Customer Research
Guide for gathering and synthesizing real customer intelligence — from online communities, review sites, video comments, and social platforms — using the Hyper MCP scraper toolkit.
The goal is always the same: surface what customers actually say (in their own words), not what you assume they say.
Out of scope — defer to other skills
| Request | Send them to |
|---|---|
| Researching competitor brands (site, ads, search rank) | competitor-intel |
| Writing copy informed by the research | copywriting |
| Optimizing a page using VOC insights | page-cro |
| Keyword research and SERP analysis | seo-research |
Requirements
- Hyper MCP installed. https://app.hyperfx.ai/mcp
- Apify scrapers toolkit enabled at https://app.hyperfx.ai/integrations — provides Reddit, Twitter, YouTube, TikTok, and Instagram scrapers.

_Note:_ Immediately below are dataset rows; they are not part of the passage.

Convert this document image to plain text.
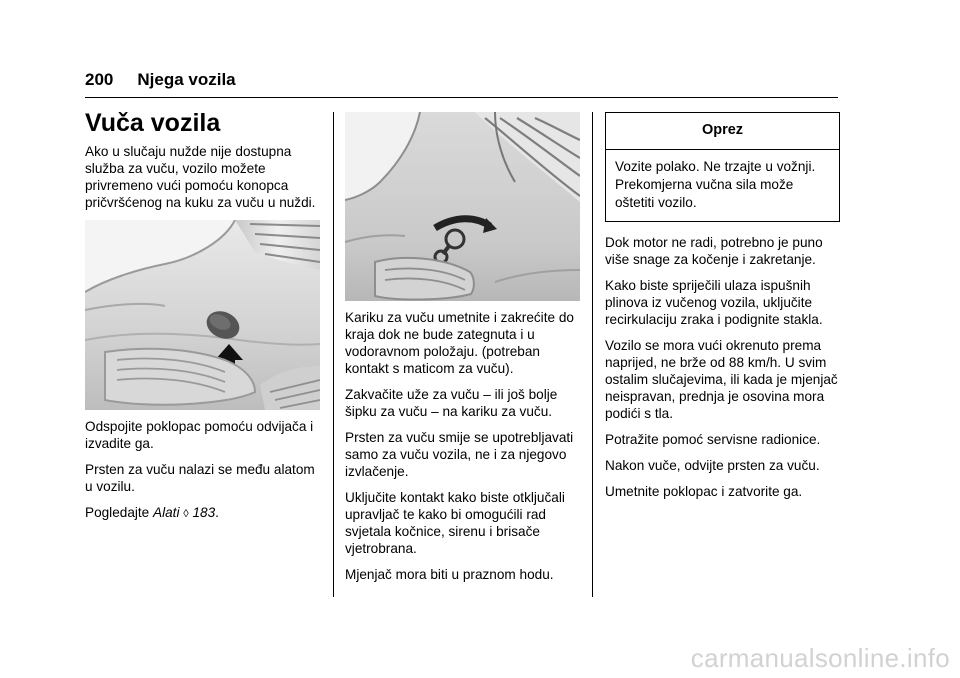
200 Njega vozila
Vuča vozila

Ako u slučaju nužde nije dostupna služba za vuču, vozilo možete privremeno vući pomoću konopca pričvršćenog na kuku za vuču u nuždi.

Odspojite poklopac pomoću odvijača i izvadite ga.

Prsten za vuču nalazi se među alatom u vozilu.

Pogledajte Alati ◊ 183.

Kariku za vuču umetnite i zakrećite do kraja dok ne bude zategnuta i u vodoravnom položaju. (potreban kontakt s maticom za vuču).

Zakvačite uže za vuču – ili još bolje šipku za vuču – na kariku za vuču.

Prsten za vuču smije se upotrebljavati samo za vuču vozila, ne i za njegovo izvlačenje.

Uključite kontakt kako biste otključali upravljač te kako bi omogućili rad svjetala kočnice, sirenu i brisače vjetrobrana.

Mjenjač mora biti u praznom hodu.

Oprez
Vozite polako. Ne trzajte u vožnji. Prekomjerna vučna sila može oštetiti vozilo.

Dok motor ne radi, potrebno je puno više snage za kočenje i zakretanje.

Kako biste spriječili ulaza ispušnih plinova iz vučenog vozila, uključite recirkulaciju zraka i podignite stakla.

Vozilo se mora vući okrenuto prema naprijed, ne brže od 88 km/h. U svim ostalim slučajevima, ili kada je mjenjač neispravan, prednja je osovina mora podići s tla.

Potražite pomoć servisne radionice.

Nakon vuče, odvijte prsten za vuču.

Umetnite poklopac i zatvorite ga.

carmanualsonline.info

Not all scrapers need to be active for every run — enable the ones relevant to your ICP (Reddit and one review site is the minimum). If a scraper tool is missing from the tool list, skip that source and continue with the others.
Tool surface
| Tool | Purpose |
|---|---|
scrape_reddit | Mine posts and comments from subreddits or by keyword |
search_tweets | Search X/Twitter with advanced operators and engagement filters |
youtube_top_videos | Find the top YouTube videos on a topic — use as input for comment mining |
youtube_comments_search | Pull comments from specific YouTube video URLs |
youtube_transcript | Fetch the full transcript of a YouTube video for language/topic extraction |
scrape_tiktok_videos | Search TikTok by keyword or hashtag — find trending conversations and comments |
web_scrape_page | Scrape review pages (G2, Capterra, Trustpilot, app stores) |
firecrawl_scrape_url | Cleaner extraction for JS-heavy review pages |
search_google_results | Find discussion threads, forum posts, and site: searches |
scrape_instagram_posts | Pull recent posts from specific brand or community accounts |
Critical rules
- Always capture verbatim language. Don't paraphrase customer quotes — the exact words are what gets used in copy and messaging. Extract and preserve them.

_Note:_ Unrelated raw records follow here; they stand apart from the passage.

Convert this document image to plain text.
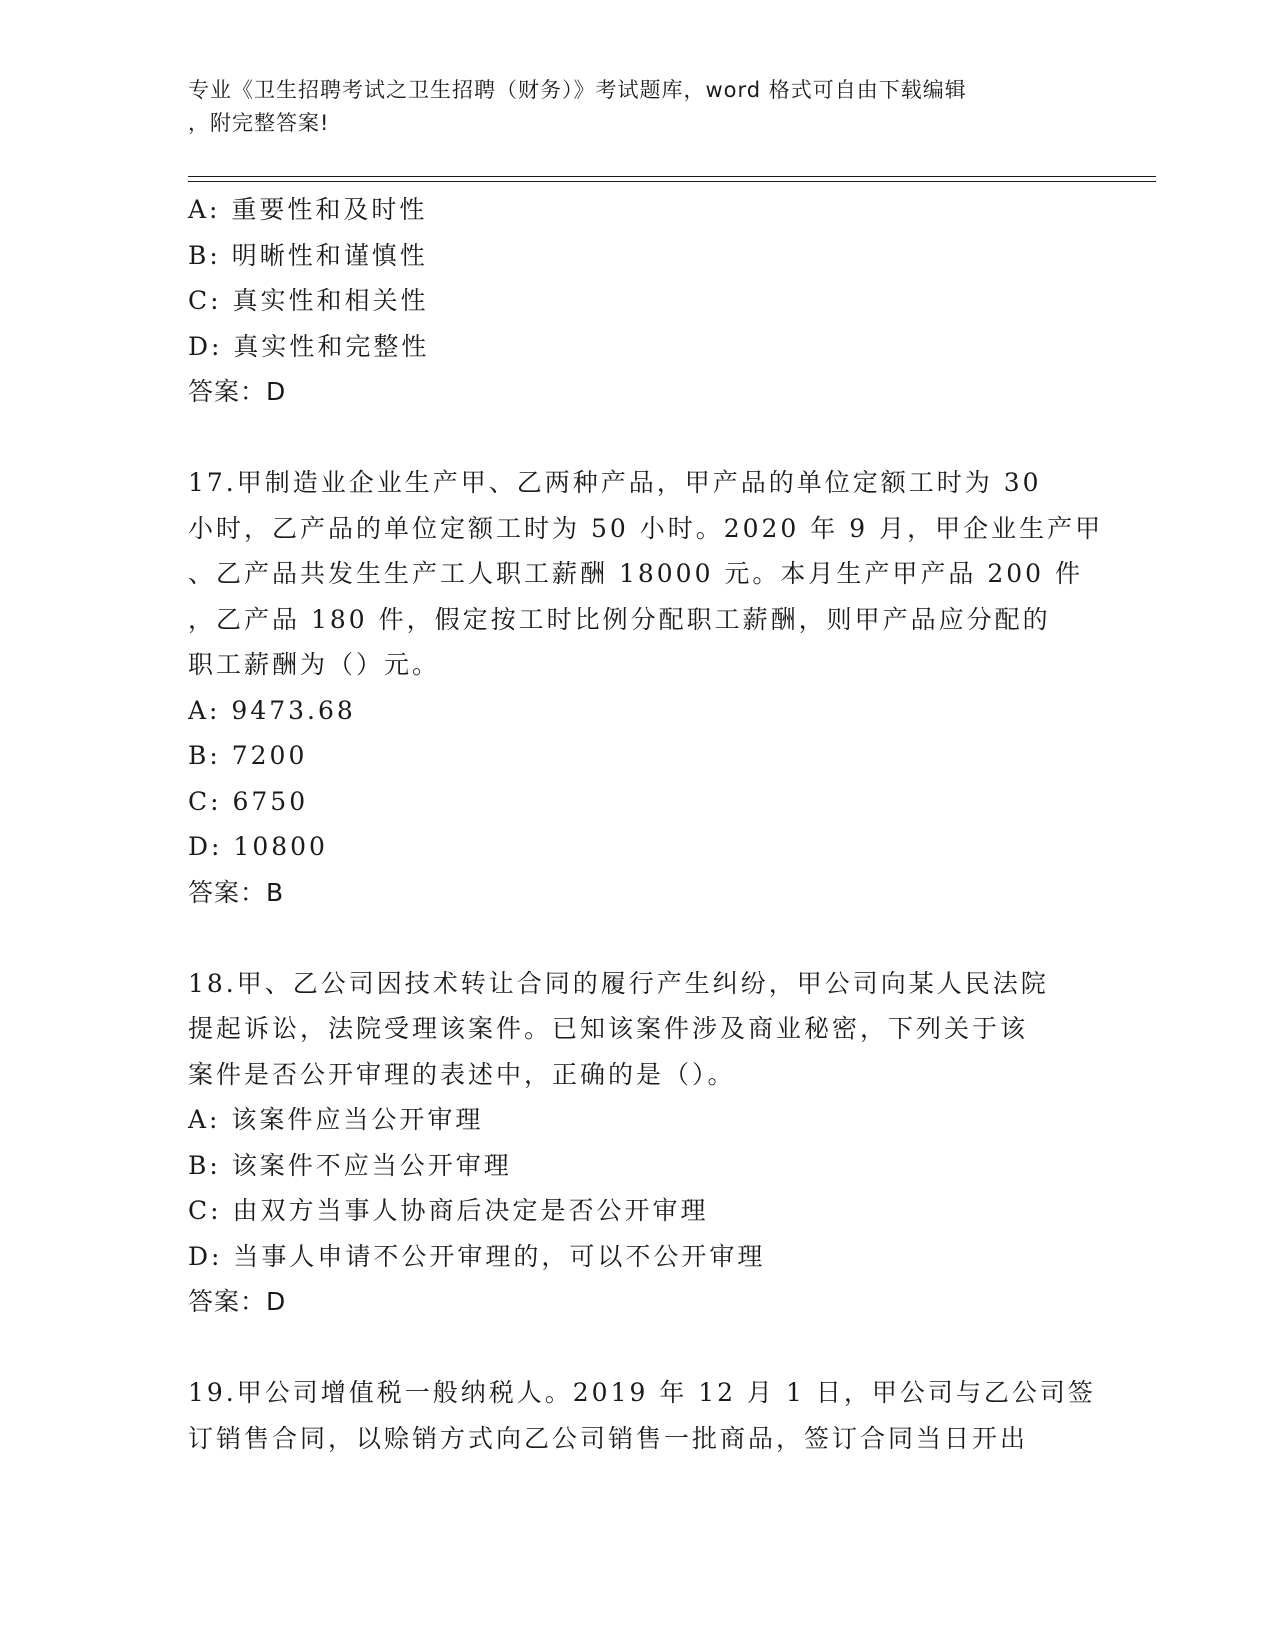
专业《卫生招聘考试之卫生招聘（财务）》考试题库，word 格式可自由下载编辑
，附完整答案!
A: 重要性和及时性
B: 明晰性和谨慎性
C: 真实性和相关性
D: 真实性和完整性
答案：D
17.甲制造业企业生产甲、乙两种产品，甲产品的单位定额工时为 30
小时，乙产品的单位定额工时为 50 小时。2020 年 9 月，甲企业生产甲
、乙产品共发生生产工人职工薪酬 18000 元。本月生产甲产品 200 件
，乙产品 180 件，假定按工时比例分配职工薪酬，则甲产品应分配的
职工薪酬为（）元。
A: 9473.68
B: 7200
C: 6750
D: 10800
答案：B
18.甲、乙公司因技术转让合同的履行产生纠纷，甲公司向某人民法院
提起诉讼，法院受理该案件。已知该案件涉及商业秘密，下列关于该
案件是否公开审理的表述中，正确的是（）。
A: 该案件应当公开审理
B: 该案件不应当公开审理
C: 由双方当事人协商后决定是否公开审理
D: 当事人申请不公开审理的，可以不公开审理
答案：D
19.甲公司增值税一般纳税人。2019 年 12 月 1 日，甲公司与乙公司签
订销售合同，以赊销方式向乙公司销售一批商品，签订合同当日开出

- Scrape before summarizing. Don't rely on your training data to describe what customers say about a product. Actually fetch the sources.
- Label confidence on every insight. High = 3+ independent sources, unprompted. Medium = 2 sources or prompted only. Low = single source. Never present a Low-confidence finding as a conclusion.

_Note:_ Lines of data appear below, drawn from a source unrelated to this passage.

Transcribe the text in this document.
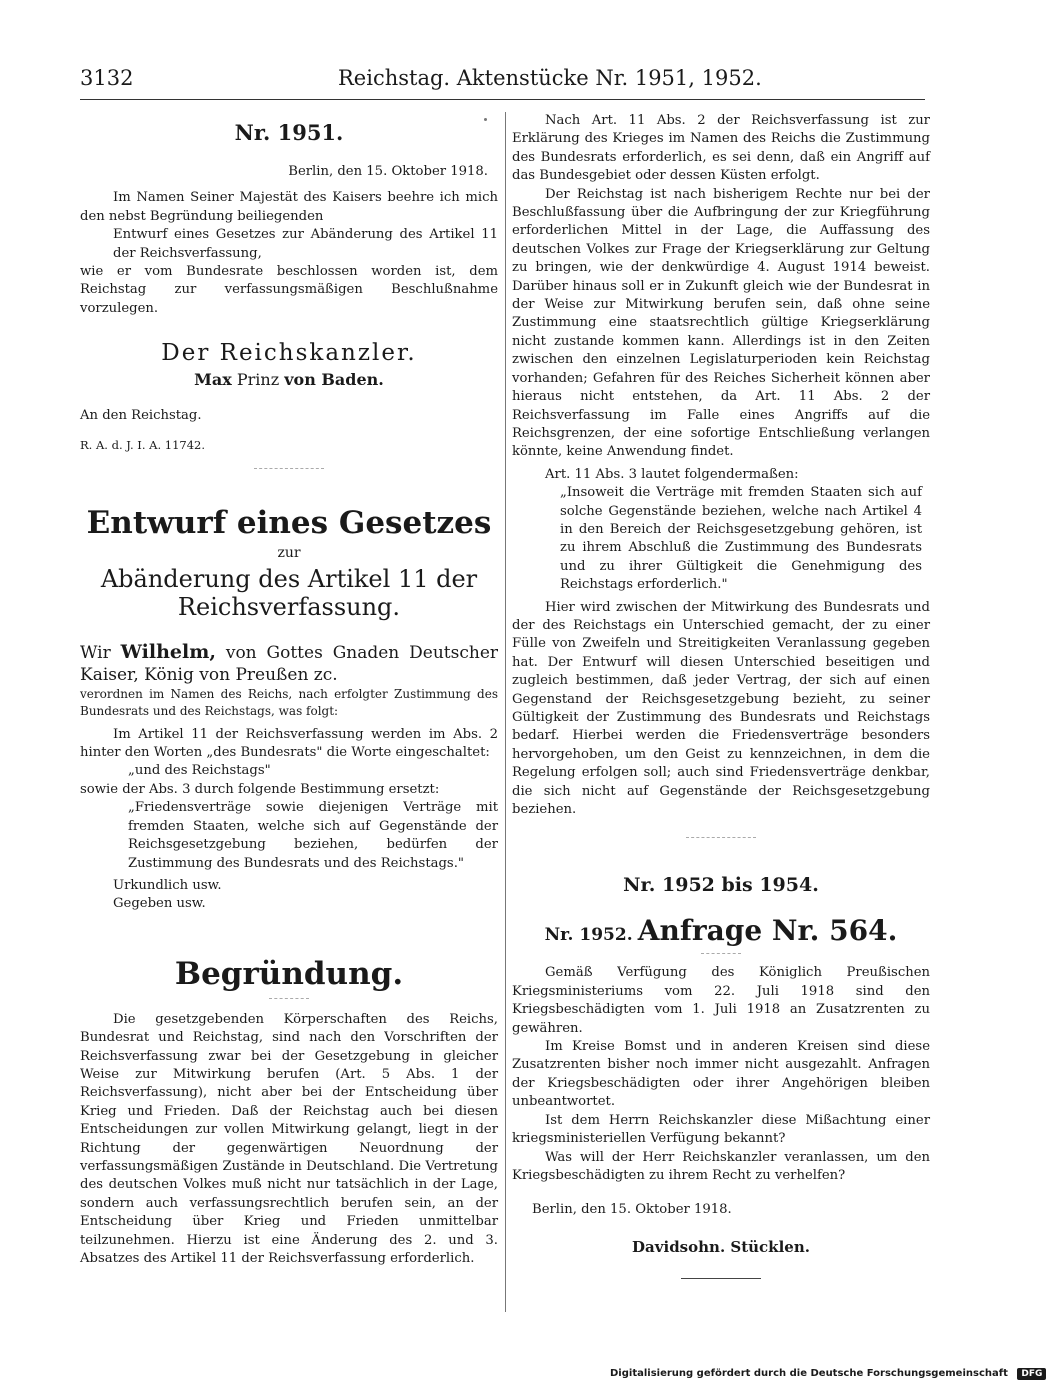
3132	Reichstag. Aktenstücke Nr. 1951, 1952.

Nr. 1951.

Berlin, den 15. Oktober 1918.

Im Namen Seiner Majestät des Kaisers beehre ich mich den nebst Begründung beiliegenden

Entwurf eines Gesetzes zur Abänderung des Artikel 11 der Reichsverfassung,

wie er vom Bundesrate beschlossen worden ist, dem Reichstag zur verfassungsmäßigen Beschlußnahme vorzulegen.

Der Reichskanzler.

Max Prinz von Baden.

An den Reichstag.

R. A. d. J. I. A. 11742.

Entwurf eines Gesetzes

zur

Abänderung des Artikel 11 der Reichsverfassung.

Wir Wilhelm, von Gottes Gnaden Deutscher Kaiser, König von Preußen zc.

verordnen im Namen des Reichs, nach erfolgter Zustimmung des Bundesrats und des Reichstags, was folgt:

Im Artikel 11 der Reichsverfassung werden im Abs. 2 hinter den Worten „des Bundesrats" die Worte eingeschaltet:

„und des Reichstags"

sowie der Abs. 3 durch folgende Bestimmung ersetzt:

„Friedensverträge sowie diejenigen Verträge mit fremden Staaten, welche sich auf Gegenstände der Reichsgesetzgebung beziehen, bedürfen der Zustimmung des Bundesrats und des Reichstags."

Urkundlich usw.

Gegeben usw.

Begründung.

Die gesetzgebenden Körperschaften des Reichs, Bundesrat und Reichstag, sind nach den Vorschriften der Reichsverfassung zwar bei der Gesetzgebung in gleicher Weise zur Mitwirkung berufen (Art. 5 Abs. 1 der Reichsverfassung), nicht aber bei der Entscheidung über Krieg und Frieden. Daß der Reichstag auch bei diesen Entscheidungen zur vollen Mitwirkung gelangt, liegt in der Richtung der gegenwärtigen Neuordnung der verfassungsmäßigen Zustände in Deutschland. Die Vertretung des deutschen Volkes muß nicht nur tatsächlich in der Lage, sondern auch verfassungsrechtlich berufen sein, an der Entscheidung über Krieg und Frieden unmittelbar teilzunehmen. Hierzu ist eine Änderung des 2. und 3. Absatzes des Artikel 11 der Reichsverfassung erforderlich.

Nach Art. 11 Abs. 2 der Reichsverfassung ist zur Erklärung des Krieges im Namen des Reichs die Zustimmung des Bundesrats erforderlich, es sei denn, daß ein Angriff auf das Bundesgebiet oder dessen Küsten erfolgt.

Der Reichstag ist nach bisherigem Rechte nur bei der Beschlußfassung über die Aufbringung der zur Kriegführung erforderlichen Mittel in der Lage, die Auffassung des deutschen Volkes zur Frage der Kriegserklärung zur Geltung zu bringen, wie der denkwürdige 4. August 1914 beweist. Darüber hinaus soll er in Zukunft gleich wie der Bundesrat in der Weise zur Mitwirkung berufen sein, daß ohne seine Zustimmung eine staatsrechtlich gültige Kriegserklärung nicht zustande kommen kann. Allerdings ist in den Zeiten zwischen den einzelnen Legislaturperioden kein Reichstag vorhanden; Gefahren für des Reiches Sicherheit können aber hieraus nicht entstehen, da Art. 11 Abs. 2 der Reichsverfassung im Falle eines Angriffs auf die Reichsgrenzen, der eine sofortige Entschließung verlangen könnte, keine Anwendung findet.

Art. 11 Abs. 3 lautet folgendermaßen:

„Insoweit die Verträge mit fremden Staaten sich auf solche Gegenstände beziehen, welche nach Artikel 4 in den Bereich der Reichsgesetzgebung gehören, ist zu ihrem Abschluß die Zustimmung des Bundesrats und zu ihrer Gültigkeit die Genehmigung des Reichstags erforderlich."

Hier wird zwischen der Mitwirkung des Bundesrats und der des Reichstags ein Unterschied gemacht, der zu einer Fülle von Zweifeln und Streitigkeiten Veranlassung gegeben hat. Der Entwurf will diesen Unterschied beseitigen und zugleich bestimmen, daß jeder Vertrag, der sich auf einen Gegenstand der Reichsgesetzgebung bezieht, zu seiner Gültigkeit der Zustimmung des Bundesrats und Reichstags bedarf. Hierbei werden die Friedensverträge besonders hervorgehoben, um den Geist zu kennzeichnen, in dem die Regelung erfolgen soll; auch sind Friedensverträge denkbar, die sich nicht auf Gegenstände der Reichsgesetzgebung beziehen.

Nr. 1952 bis 1954.

Nr. 1952. Anfrage Nr. 564.

Gemäß Verfügung des Königlich Preußischen Kriegsministeriums vom 22. Juli 1918 sind den Kriegsbeschädigten vom 1. Juli 1918 an Zusatzrenten zu gewähren.

Im Kreise Bomst und in anderen Kreisen sind diese Zusatzrenten bisher noch immer nicht ausgezahlt. Anfragen der Kriegsbeschädigten oder ihrer Angehörigen bleiben unbeantwortet.

Ist dem Herrn Reichskanzler diese Mißachtung einer kriegsministeriellen Verfügung bekannt?

Was will der Herr Reichskanzler veranlassen, um den Kriegsbeschädigten zu ihrem Recht zu verhelfen?

Berlin, den 15. Oktober 1918.

Davidsohn. Stücklen.

Digitalisierung gefördert durch die Deutsche Forschungsgemeinschaft DFG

- Mind the bias of each source. Reddit skews technical and skeptical. Review sites skew toward power users and people with strong opinions. Support tickets skew toward problems. Factor this in before generalizing.
- Don't invent persona details. If you don't have data for a persona field, leave it blank rather than filling it in with assumptions.
youtube_transcriptis slow (~15–30s). It spins up an isolated sandbox. Only use it for videos where the language in the spoken content (not comments) is what matters.
Two modes
Most research combines both modes. Establish which applies before starting.
Mode 1 — Analyze existing assets
The user provides raw material: interview transcripts, survey responses, NPS verbatims, support tickets, win/loss notes. No tool calls needed — the job is extraction and synthesis.
Read references/synthesis-templates.md for the extraction framework, persona template, and VOC quote bank format. Then produce the requested deliverable.
Mode 2 — Go find research online
The user needs intel from online communities, review sites, and social platforms. This is where MCP tools do the heavy lifting.
See references/source-playbooks.md for per-source tool call examples and signal extraction tips.
Mode 2 workflow
Bias toward action. If the user's message includes a product name (or URL) and a recognizable goal (research competitors, build a persona, understand churn, find VOC language), skip the questions, state your plan in one sentence, and start Step 1. Only ask when something essential is genuinely missing — product identity or target segment, for example. Don't ask all five questions before doing anything.
Step 1 — Pick sources based on ICP type
Before calling anything, decide which sources are worth hitting for this specific audience:
| ICP | Required | Supplement if time allows |
|---|---|---|
| B2B SaaS, technical buyers | Reddit (role subs) + G2/Capterra | YouTube tutorials, X/Twitter |
| SMB / founders | Reddit (r/entrepreneur, r/smallbusiness) + G2/Capterra | YouTube, X/Twitter |
| Developer / DevOps | Reddit (r/devops, r/programming) + G2/Capterra | YouTube, Hacker News |
| B2C / consumer | Reddit hobby subs + app store reviews (1–3 star) | YouTube comments, TikTok |
| Enterprise | G2 Enterprise filter + X/Twitter | LinkedIn, YouTube |
Minimum viable run: Reddit + one review site. Add supplementary sources only when the minimum doesn't produce enough signal, or when the ICP table above calls for them.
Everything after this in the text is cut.